Aslında “bırakalım dağınık kalsın” anlayışı, Lübnan’daki siyasal hayatın ruhuna işlemiş durumda. Örneğin genel seçimlerin de ülkedeki dengeleri bozacağına inanıldığından, 2009’da dört yıllığına seçilmiş olan parlamento görevine hâlâ devam ediyor. Sürekli ertelenen genel seçimler için şu an telaffuz edilen en yakın tarih 2017.

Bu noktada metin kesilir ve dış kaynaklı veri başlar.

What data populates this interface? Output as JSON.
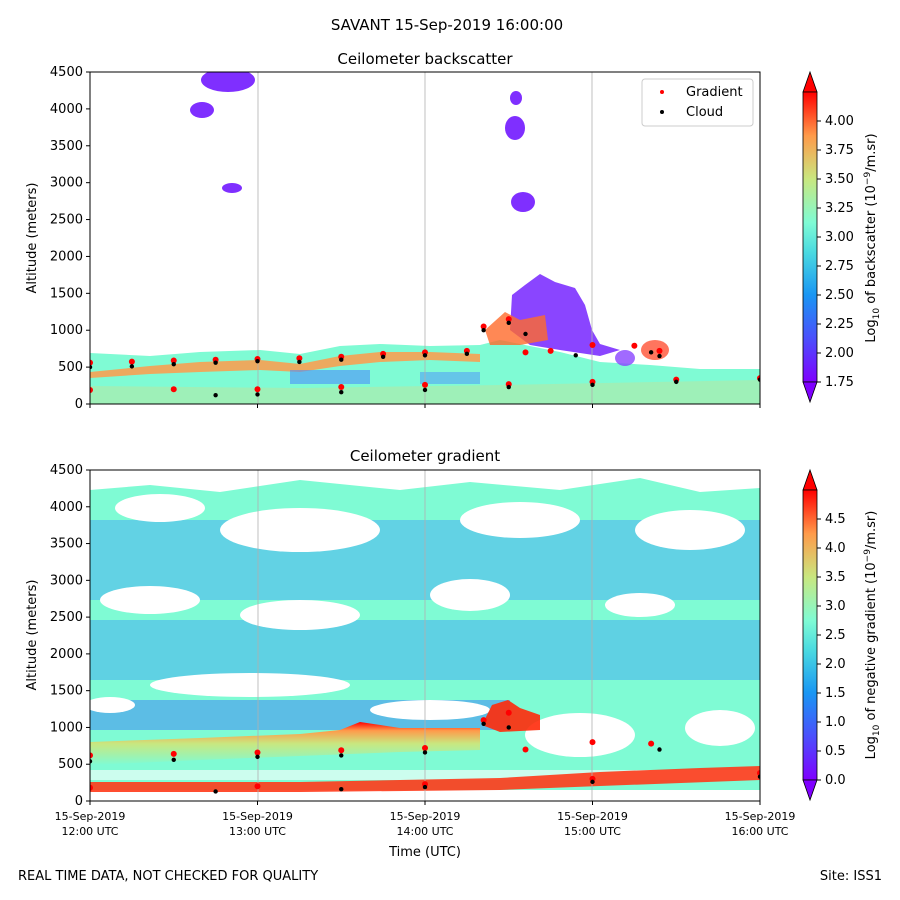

Cumhurbaşkansız geçen bir yıl boyunca ülkedeki işler fazla aksamadığına göre, cumhurbaşkanı olmasa da oluyormuş diyenlere de rastlanıyor. Ancak Marunîler, bu koşullar altında kendilerinin ülke yönetiminde temsil edilmediklerini dile getirerek bir an önce sorunun halledilmesini istiyorlar. Bu bağlamda, Marunîlerin dinî önderi Patrik Bişara el-Rahi ülkedeki tüm siyasi kesimlerle görüşerek bir isim üzerinde uzlaşma sağlamaya çalışıyor.

2008 yılındaki cumhurbaşkanlığı seçimi sırasında da Lübnan’da benzer bir tıkanıklık yaşanmıştı. Ancak o dönemde, farklı siyasi gruplar sokaklarda çatışmaya başlamış; durumun kontrolden çıkmaması için nispeten daha hızlı bir biçimde uzlaşmaya varılmıştı. Şimdiki kriz bir yıldır devam ediyor ve henüz iş sokağa yansımış değil. Fakat bu sükûnetin daha ne kadar süreceğini kimse bilmiyor.

Lübnan’ın yakın tarihi ve Ortadoğu’daki mevcut durum gözönüne alınırsa, ülkenin tam bir kaosa sürüklenmesi aslında o kadar da zor değil. Ancak hem bölgesel, hem de bölge dışı pek çok oyuncu şimdilik buna engel olmaya çalışıyor. Lübnan’daki cumhurbaşkanlığı krizini çözmek için Fransa’nın gizlice İran’la müzakere ettiğine dair sızan haberler, aslında Ortadoğu’da olup bitenlerin ne kadar iç içe geçtiğinin de bir göstergesi. Fransa belli ki, gönlündeki adayın seçilebilmesi için İran’ın Hizbullah üzerindeki etkisini kullanmasını ümit ediyor. Bu pazarlık sırasında Suriye’den, Irak’tan, Suudi Arabistan’dan ya da İran’la yürütülen nükleer müzakerelerden de muhtemelen bahsediliyordur.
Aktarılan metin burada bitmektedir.